Are the prospects for their lives better because of Nelson Mandela… Probably. Was it enough or what most people thought… Probably not!
RUSH: Now, ladies and gentlemen, you can’t escape the media and what’s going on here, and it’s all very predictable. If you just landed from Mars and turned on the TV, you may be confused over who was Barack Obama and who was Nelson Mandela, based on the way it’s being covered. Well, I’m just telling you. The Washington press corps and even the White House are moving here at full speed to associate Barack Obama with Nelson Mandela.
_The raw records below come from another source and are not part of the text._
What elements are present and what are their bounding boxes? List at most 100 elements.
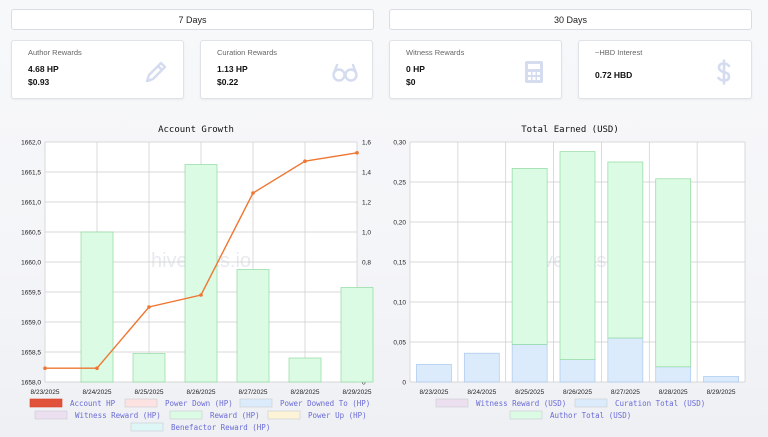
x-tick-label: 8/24/2025 (467, 389, 496, 396)
pencil-icon (145, 61, 167, 83)
curation-total-bar (655, 366, 692, 383)
hbd-interest-card: ~HBD Interest 0.72 HBD (578, 40, 752, 99)
x-tick-label: 8/27/2025 (611, 389, 640, 396)
curation-total-bar (703, 376, 739, 383)
reward-hp-bar (80, 231, 114, 383)
x-tick-label: 8/28/2025 (291, 389, 320, 396)
card-title: Witness Rewards (406, 48, 465, 57)
y-left-tick-label: 1658,0 (21, 379, 41, 386)
legend-label: Power Downed To (HP) (280, 399, 370, 408)
y-left-tick-label: 1659,0 (21, 319, 41, 326)
calculator-icon (525, 61, 543, 83)
x-tick-label: 8/26/2025 (187, 389, 216, 396)
y-right-tick-label: 1,0 (362, 229, 371, 236)
legend-label: Reward (HP) (210, 411, 260, 420)
y-tick-label: 0 (402, 379, 406, 386)
y-right-tick-label: 0,8 (362, 259, 371, 266)
account-hp-point (43, 366, 47, 371)
y-tick-label: 0,05 (393, 339, 406, 346)
x-tick-label: 8/29/2025 (707, 389, 736, 396)
y-left-tick-label: 1659,5 (21, 289, 41, 296)
x-tick-label: 8/25/2025 (135, 389, 164, 396)
account-hp-point (147, 305, 151, 309)
legend-label: Account HP (70, 399, 116, 408)
y-right-tick-label: 1,4 (362, 169, 371, 176)
x-tick-label: 8/29/2025 (343, 389, 372, 396)
x-tick-label: 8/25/2025 (515, 389, 544, 396)
x-tick-label: 8/28/2025 (659, 389, 688, 396)
card-value-usd: $0 (406, 77, 416, 87)
card-value-hp: 4.68 HP (28, 64, 59, 74)
y-left-tick-label: 1660,5 (21, 229, 41, 236)
legend-swatch (130, 422, 164, 432)
legend-label: Power Down (HP) (165, 399, 233, 408)
x-tick-label: 8/23/2025 (31, 389, 60, 396)
total-earned-title: Total Earned (USD) (521, 125, 619, 135)
account-hp-point (355, 151, 359, 155)
tab-7-days[interactable]: 7 Days (11, 9, 374, 30)
x-tick-label: 8/26/2025 (563, 389, 592, 396)
card-value-usd: $0.22 (217, 77, 239, 87)
dollar-icon (717, 59, 731, 85)
y-tick-label: 0,30 (393, 139, 406, 146)
legend-label: Author Total (USD) (550, 411, 631, 420)
y-left-tick-label: 1661,0 (21, 199, 41, 206)
y-left-tick-label: 1658,5 (21, 349, 41, 356)
card-value-usd: $0.93 (28, 77, 50, 87)
y-left-tick-label: 1660,0 (21, 259, 41, 266)
legend-label: Benefactor Reward (HP) (171, 423, 270, 432)
legend-swatch (29, 398, 63, 408)
account-hp-point (95, 366, 99, 371)
card-title: Curation Rewards (217, 48, 278, 57)
legend-label: Power Up (HP) (308, 411, 367, 420)
legend-swatch (34, 410, 68, 420)
card-value-hbd: 0.72 HBD (595, 70, 633, 80)
legend-swatch (435, 398, 469, 408)
curation-rewards-card: Curation Rewards 1.13 HP $0.22 (200, 40, 373, 99)
reward-hp-bar (132, 353, 166, 383)
y-tick-label: 0,15 (393, 259, 406, 266)
y-tick-label: 0,10 (393, 299, 406, 306)
legend-swatch (267, 410, 301, 420)
reward-hp-bar (288, 357, 322, 383)
card-title: ~HBD Interest (595, 48, 643, 57)
account-hp-point (303, 159, 307, 163)
curation-total-bar (511, 344, 548, 383)
x-tick-label: 8/24/2025 (83, 389, 112, 396)
author-total-bar (655, 178, 692, 368)
curation-total-bar (463, 352, 500, 383)
y-right-tick-label: 1,6 (362, 139, 371, 146)
legend-swatch (239, 398, 273, 408)
y-left-tick-label: 1661,5 (21, 169, 41, 176)
x-tick-label: 8/27/2025 (239, 389, 268, 396)
card-value-hp: 0 HP (406, 64, 425, 74)
legend-swatch (509, 410, 543, 420)
x-tick-label: 8/23/2025 (419, 389, 448, 396)
author-rewards-card: Author Rewards 4.68 HP $0.93 (11, 40, 184, 99)
card-title: Author Rewards (28, 48, 82, 57)
account-hp-point (251, 191, 255, 195)
tab-30-days[interactable]: 30 Days (389, 9, 752, 30)
y-right-tick-label: 0 (362, 379, 366, 386)
y-right-tick-label: 1,2 (362, 199, 371, 206)
y-left-tick-label: 1662,0 (21, 139, 41, 146)
author-total-bar (559, 151, 596, 360)
y-tick-label: 0,20 (393, 219, 406, 226)
legend-swatch (169, 410, 203, 420)
legend-label: Witness Reward (HP) (75, 411, 161, 420)
witness-rewards-card: Witness Rewards 0 HP $0 (389, 40, 562, 99)
reward-hp-bar (340, 287, 374, 383)
reward-hp-bar (184, 164, 218, 383)
legend-label: Witness Reward (USD) (476, 399, 566, 408)
curation-total-bar (559, 359, 596, 383)
legend-swatch (124, 398, 158, 408)
card-value-hp: 1.13 HP (217, 64, 248, 74)
account-growth-title: Account Growth (158, 125, 234, 135)
account-hp-point (199, 293, 203, 297)
reward-hp-bar (236, 269, 270, 383)
curation-total-bar (416, 364, 452, 383)
author-total-bar (607, 161, 644, 339)
author-total-bar (511, 168, 548, 345)
curation-total-bar (607, 337, 644, 383)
Here, grab number three. This just gives you a taste of it here. This is Scott Pelley on the CBS Evening News last night reporting on the death of Nelson Mandela.
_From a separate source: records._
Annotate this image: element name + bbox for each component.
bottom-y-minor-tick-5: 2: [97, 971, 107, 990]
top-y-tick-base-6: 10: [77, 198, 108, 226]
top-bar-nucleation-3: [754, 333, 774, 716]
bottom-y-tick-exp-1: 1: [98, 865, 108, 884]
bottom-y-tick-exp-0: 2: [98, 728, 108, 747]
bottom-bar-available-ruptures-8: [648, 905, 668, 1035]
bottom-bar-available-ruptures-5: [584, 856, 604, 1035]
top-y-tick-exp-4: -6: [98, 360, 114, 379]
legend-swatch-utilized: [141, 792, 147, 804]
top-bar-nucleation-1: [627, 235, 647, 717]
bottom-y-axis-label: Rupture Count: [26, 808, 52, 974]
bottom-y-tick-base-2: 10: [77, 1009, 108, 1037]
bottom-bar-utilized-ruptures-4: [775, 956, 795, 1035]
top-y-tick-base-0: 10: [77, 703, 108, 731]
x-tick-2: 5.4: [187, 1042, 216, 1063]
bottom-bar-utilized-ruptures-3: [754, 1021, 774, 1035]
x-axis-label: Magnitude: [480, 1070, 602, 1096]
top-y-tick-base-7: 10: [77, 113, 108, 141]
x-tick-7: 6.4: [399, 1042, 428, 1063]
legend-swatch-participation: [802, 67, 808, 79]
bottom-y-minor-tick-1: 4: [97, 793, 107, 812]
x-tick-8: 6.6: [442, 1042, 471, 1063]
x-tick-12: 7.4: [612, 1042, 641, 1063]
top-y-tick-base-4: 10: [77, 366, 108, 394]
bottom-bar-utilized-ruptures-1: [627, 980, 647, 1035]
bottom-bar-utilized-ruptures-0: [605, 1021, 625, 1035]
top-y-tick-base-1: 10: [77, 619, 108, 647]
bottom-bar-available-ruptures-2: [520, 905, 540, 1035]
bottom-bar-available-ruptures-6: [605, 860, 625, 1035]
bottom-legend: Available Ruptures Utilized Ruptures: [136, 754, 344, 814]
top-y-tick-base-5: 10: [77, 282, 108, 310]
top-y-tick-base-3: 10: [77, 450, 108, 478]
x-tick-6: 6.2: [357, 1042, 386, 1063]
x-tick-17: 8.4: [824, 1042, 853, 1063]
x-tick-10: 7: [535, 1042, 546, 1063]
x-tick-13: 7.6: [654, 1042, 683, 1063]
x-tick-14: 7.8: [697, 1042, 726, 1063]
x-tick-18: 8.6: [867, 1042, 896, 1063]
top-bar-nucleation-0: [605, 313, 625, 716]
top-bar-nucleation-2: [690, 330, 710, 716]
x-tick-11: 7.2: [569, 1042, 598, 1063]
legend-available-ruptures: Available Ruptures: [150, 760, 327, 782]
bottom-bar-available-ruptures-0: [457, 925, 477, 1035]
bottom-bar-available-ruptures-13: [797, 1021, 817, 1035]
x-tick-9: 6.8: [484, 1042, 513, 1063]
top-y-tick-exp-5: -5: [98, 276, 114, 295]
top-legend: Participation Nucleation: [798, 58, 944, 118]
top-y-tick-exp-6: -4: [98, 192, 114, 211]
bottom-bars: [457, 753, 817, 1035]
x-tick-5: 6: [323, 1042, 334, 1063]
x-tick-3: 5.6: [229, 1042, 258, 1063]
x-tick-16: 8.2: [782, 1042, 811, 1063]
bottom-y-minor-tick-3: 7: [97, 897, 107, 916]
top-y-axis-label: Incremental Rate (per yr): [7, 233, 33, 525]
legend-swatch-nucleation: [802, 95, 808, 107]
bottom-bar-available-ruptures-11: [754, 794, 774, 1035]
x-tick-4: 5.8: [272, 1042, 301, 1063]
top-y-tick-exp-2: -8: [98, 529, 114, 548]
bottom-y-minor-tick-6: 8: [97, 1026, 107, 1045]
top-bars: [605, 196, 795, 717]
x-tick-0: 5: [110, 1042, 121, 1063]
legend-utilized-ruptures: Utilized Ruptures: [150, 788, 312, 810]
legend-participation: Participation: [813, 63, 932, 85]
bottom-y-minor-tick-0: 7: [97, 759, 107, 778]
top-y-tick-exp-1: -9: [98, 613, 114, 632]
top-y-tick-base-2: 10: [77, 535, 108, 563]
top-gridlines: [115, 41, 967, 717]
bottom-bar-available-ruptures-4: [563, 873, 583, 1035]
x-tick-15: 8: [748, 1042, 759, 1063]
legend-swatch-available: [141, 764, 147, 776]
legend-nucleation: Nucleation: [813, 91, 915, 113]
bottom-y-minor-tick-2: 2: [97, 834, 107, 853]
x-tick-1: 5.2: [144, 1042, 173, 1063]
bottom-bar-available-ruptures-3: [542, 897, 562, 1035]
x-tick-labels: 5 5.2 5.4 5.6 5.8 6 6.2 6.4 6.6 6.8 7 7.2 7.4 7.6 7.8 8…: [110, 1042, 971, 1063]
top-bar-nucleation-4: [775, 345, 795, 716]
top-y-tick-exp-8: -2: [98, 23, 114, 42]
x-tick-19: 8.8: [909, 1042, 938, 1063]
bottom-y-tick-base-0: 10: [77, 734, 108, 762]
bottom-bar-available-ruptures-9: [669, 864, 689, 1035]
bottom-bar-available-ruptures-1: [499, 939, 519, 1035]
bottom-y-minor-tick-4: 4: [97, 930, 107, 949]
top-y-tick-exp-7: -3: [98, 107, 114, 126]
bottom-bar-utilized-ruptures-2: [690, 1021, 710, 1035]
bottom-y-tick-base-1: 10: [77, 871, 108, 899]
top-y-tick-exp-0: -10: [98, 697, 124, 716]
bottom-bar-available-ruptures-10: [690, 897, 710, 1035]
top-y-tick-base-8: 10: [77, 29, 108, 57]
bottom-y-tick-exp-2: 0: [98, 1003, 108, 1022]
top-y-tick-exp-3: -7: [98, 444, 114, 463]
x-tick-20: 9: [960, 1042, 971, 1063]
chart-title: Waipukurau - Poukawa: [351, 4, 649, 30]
PELLEY: Nelson Mandela kept in his office a photograph of himself with another trail-blazing president: The first black president of the United States, Barack Obama. The photograph was taken when Mandela visited Washington in 2005, and Mr. Obama was then a brand-new United States senator from Illinois.
RUSH: Now, forgive me, but if you are a low-information voter and you’re watching the CBS Evening News last night, you would come away with the impression that the important thing about Nelson Mandela’s death was that he had looked up Barack Obama when he came to town and had a picture of Obama when he died. Classic, folks. Absolutely classic — and the rest of the media, it’s so predictable.